Le gouverneur, qui s’appelait Julian, se dirigea vers le porche. Il s’arrêta à trois pas de là, les yeux fixés sur l’homme qui avait autrefois été un fantôme.
” Mon père est mort, ” dit tranquillement Julian. “Il est mort en maudissant le “moine” qui m’a sauvé, parce qu’il savait dans son cœur qu’aucun moine n’a les mains d’un chirurgien. Il a passé ses dernières années à essayer de retrouver cette maison pour terminer ce qu’il avait commencé dans le Grand Incendie.”
Zainab apparut dans l’embrasure de la porte, sa main posée sur le cadre. Elle portait un châle d’indigo profond, et ses yeux aveugles semblaient percer les atours de Julian.
“Et toi?”elle a demandé. “Es-tu venu terminer son travail?”
Julian s’agenouilla sur la boue gelée. Le village haleta dans un souffle collectif.
” Je suis venu payer les intérêts d’une dette vieille de dix ans”, a répondu Julian. “La ville est en train de pourrir, Zainab. Les médecins sont des charlatans qui saignent les pauvres pour de l’or. Les hôpitaux sont des morgues. Je construis une Académie Royale de Médecine, et je veux que son directeur soit l’homme qui a sauvé un garçon mourant dans une hutte de boue.”
Yusha se raidit. “Je suis un homme mort, Excellence. Je ne peux pas retourner en ville. Je suis un mendiant. Un fantôme.”
” Alors le fantôme aura une charte, ” dit Julian, se levant et tirant un lourd parchemin de sa tunique. “J’ai signé un décret. Tous les “crimes” passés du médecin Yusha sont effacés. Le Grand Incendie est officiellement enregistré comme un acte de la nature. Je vous donne le pouvoir de former une nouvelle génération. Pas dans l’art de la recherche d’or, mais dans l’art de guérir.”
L’offre était tout ce dont Yusha avait rêvé—la restauration, le prestige et la chance de changer le monde. Il regarda Zainab. Il vit la façon dont elle penchait la tête vers les montagnes qu’elle avait appris à connaître par leurs échos.
“Et qu’en est-il de ma femme?”Demanda Yusha.
” Elle sera la matrone de l’Académie”, a déclaré Julian. “Ils disent qu’elle entend les battements du cœur d’une maladie avant même qu’un médecin ne touche le patient. Elle est l’âme de cette opération.”
Le village retint son souffle. Malik, le père de Zainab, a rampé de l’ombre de son hangar, les yeux fous d’avidité. “Prends-le!”il hurla, sa voix un roseau pathétique. “Prenez l’or! On peut retourner au domaine! On peut redevenir des rois!”
Zainab n’a pas regardé son père.

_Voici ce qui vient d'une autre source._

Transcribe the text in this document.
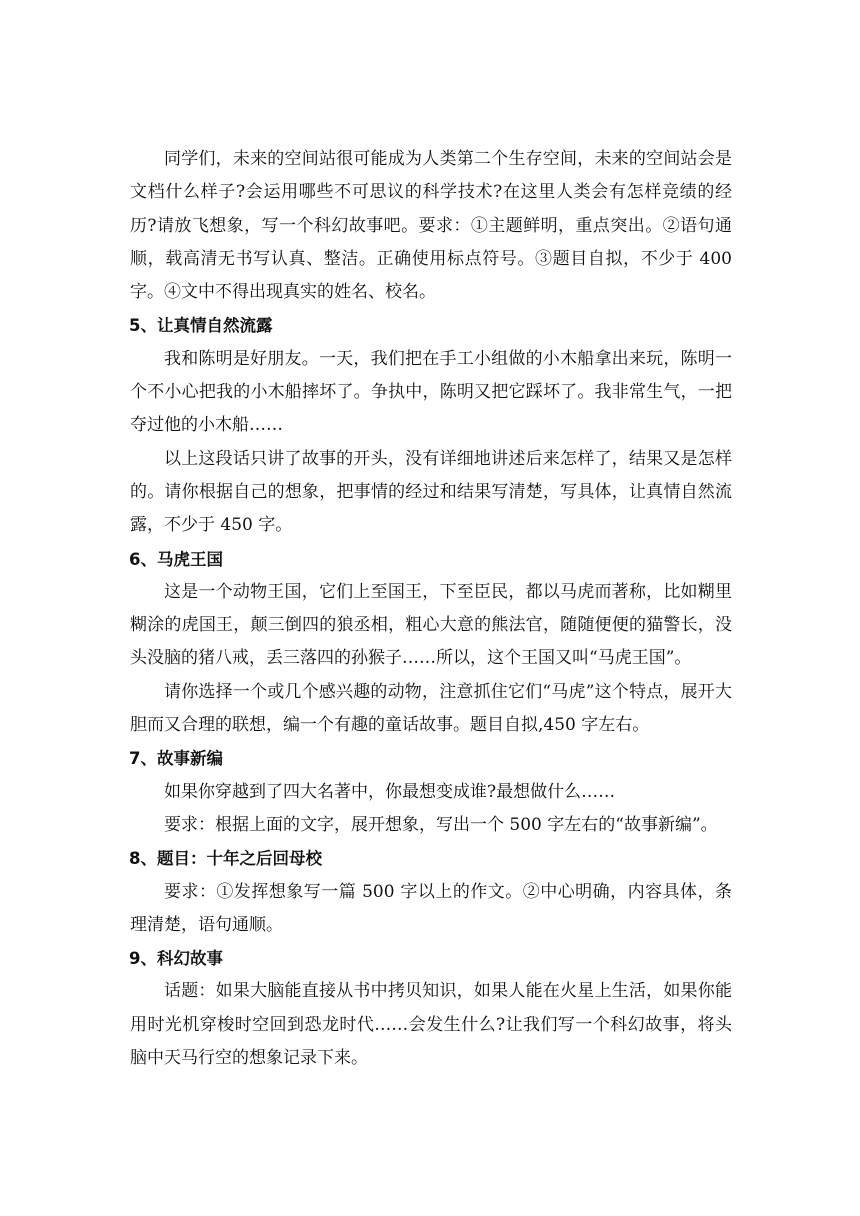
同学们，未来的空间站很可能成为人类第二个生存空间，未来的空间站会是文档什么样子?会运用哪些不可思议的科学技术?在这里人类会有怎样竞绩的经历?请放飞想象，写一个科幻故事吧。要求：①主题鲜明，重点突出。②语句通顺，载高清无书写认真、整洁。正确使用标点符号。③题目自拟，不少于 400 字。④文中不得出现真实的姓名、校名。

5、让真情自然流露

我和陈明是好朋友。一天，我们把在手工小组做的小木船拿出来玩，陈明一个不小心把我的小木船摔坏了。争执中，陈明又把它踩坏了。我非常生气，一把夺过他的小木船……

以上这段话只讲了故事的开头，没有详细地讲述后来怎样了，结果又是怎样的。请你根据自己的想象，把事情的经过和结果写清楚，写具体，让真情自然流露，不少于 450 字。

6、马虎王国

这是一个动物王国，它们上至国王，下至臣民，都以马虎而著称，比如糊里糊涂的虎国王，颠三倒四的狼丞相，粗心大意的熊法官，随随便便的猫警长，没头没脑的猪八戒，丢三落四的孙猴子……所以，这个王国又叫“马虎王国”。

请你选择一个或几个感兴趣的动物，注意抓住它们“马虎”这个特点，展开大胆而又合理的联想，编一个有趣的童话故事。题目自拟,450 字左右。

7、故事新编

如果你穿越到了四大名著中，你最想变成谁?最想做什么……

要求：根据上面的文字，展开想象，写出一个 500 字左右的“故事新编”。

8、题目：十年之后回母校

要求：①发挥想象写一篇 500 字以上的作文。②中心明确，内容具体，条理清楚，语句通顺。

9、科幻故事

话题：如果大脑能直接从书中拷贝知识，如果人能在火星上生活，如果你能用时光机穿梭时空回到恐龙时代……会发生什么?让我们写一个科幻故事，将头脑中天马行空的想象记录下来。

Elle n’a même pas reconnu son existence. Elle tendit la main et trouva la main de Yusha, ses doigts entrelacés avec les siens.
” Nous ne sommes pas les gens qui vivaient dans cette ville”, a déclaré Zainab au gouverneur. “Cette version de nous est morte dans le feu et l’obscurité. Si nous y allons, nous n’y allons pas en tant qu’élites “restaurées”. Nous y allons comme les mendiants qui ont appris à voir.”

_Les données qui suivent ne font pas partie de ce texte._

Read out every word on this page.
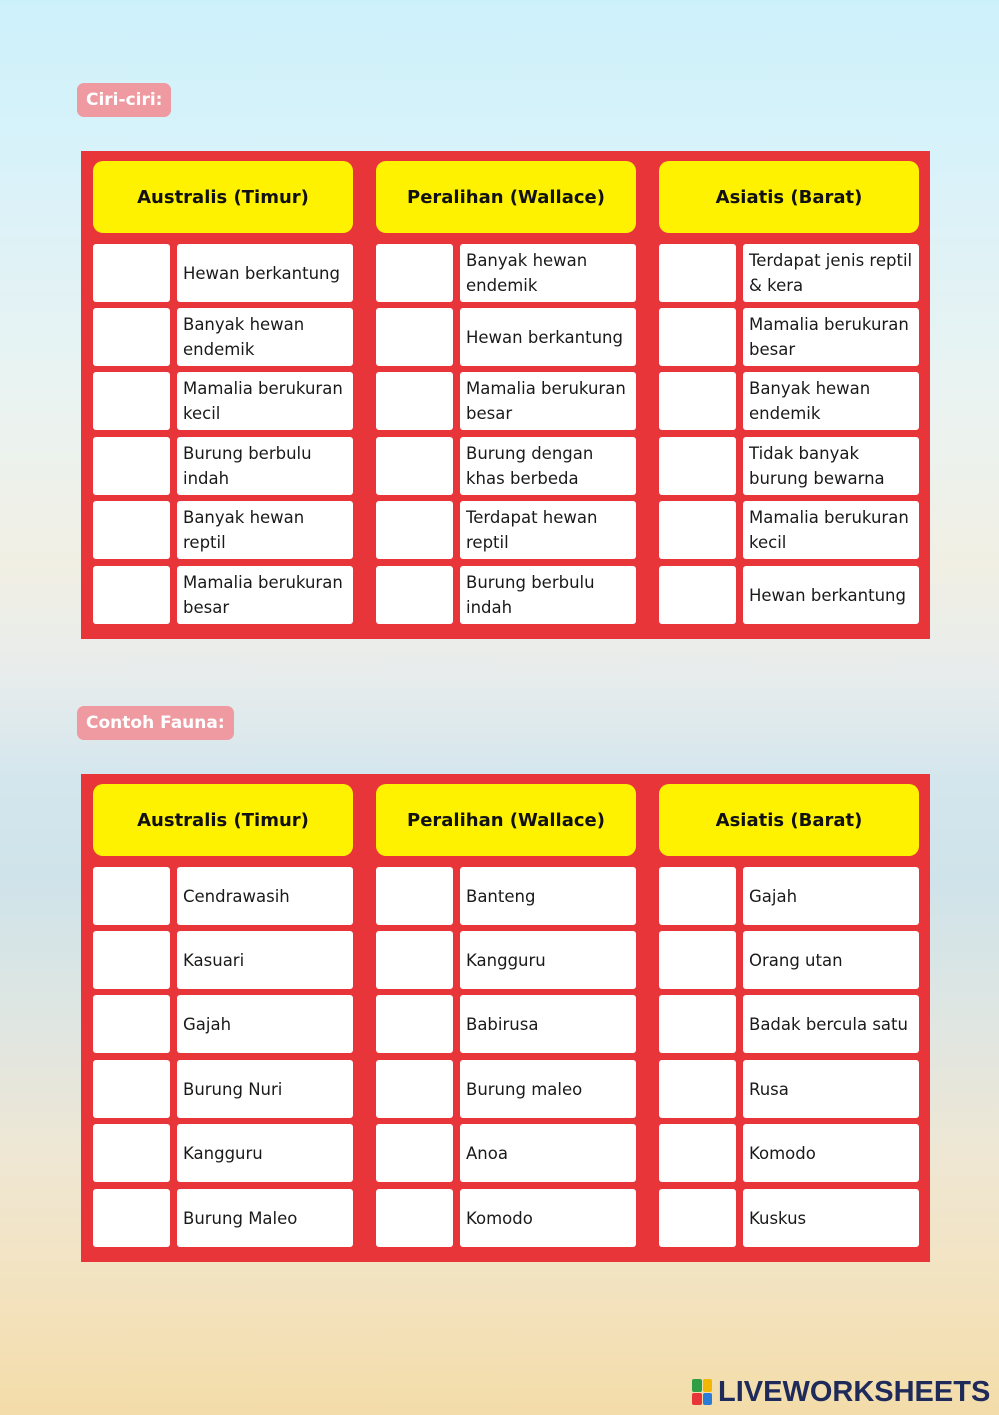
Ciri-ciri:
Australis (Timur)
Hewan berkantung
Banyak hewan endemik
Mamalia berukuran kecil
Burung berbulu indah
Banyak hewan reptil
Mamalia berukuran besar
Peralihan (Wallace)
Banyak hewan endemik
Hewan berkantung
Mamalia berukuran besar
Burung dengan khas berbeda
Terdapat hewan reptil
Burung berbulu indah
Asiatis (Barat)
Terdapat jenis reptil & kera
Mamalia berukuran besar
Banyak hewan endemik
Tidak banyak burung bewarna
Mamalia berukuran kecil
Hewan berkantung
Contoh Fauna:
Australis (Timur)
Cendrawasih
Kasuari
Gajah
Burung Nuri
Kangguru
Burung Maleo
Peralihan (Wallace)
Banteng
Kangguru
Babirusa
Burung maleo
Anoa
Komodo
Asiatis (Barat)
Gajah
Orang utan
Badak bercula satu
Rusa
Komodo
Kuskus
LIVEWORKSHEETS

” J’accepte vos conditions, ” dit Julian, un petit sourire sincère brisant sa façade pierreuse.
Le départ n’était pas une grande parade. Ils ne prirent que leurs herbes, leurs instruments en argent et les souvenirs de la cabane.
Alors que la calèche montait la crête vers la ville, Zainab sentit l’air changer. L’odeur de la rivière s’estompa, remplacée par l’odeur lourde et complexe de la pierre, de la fumée et de l’humanité.
“As-tu peur?”Murmura Yusha, tirant les fourrures autour d’elle.
“Non,” dit – elle en appuyant sa tête sur son épaule. “L’obscurité est la même partout, Yusha. Mais maintenant, nous portons la lumière.”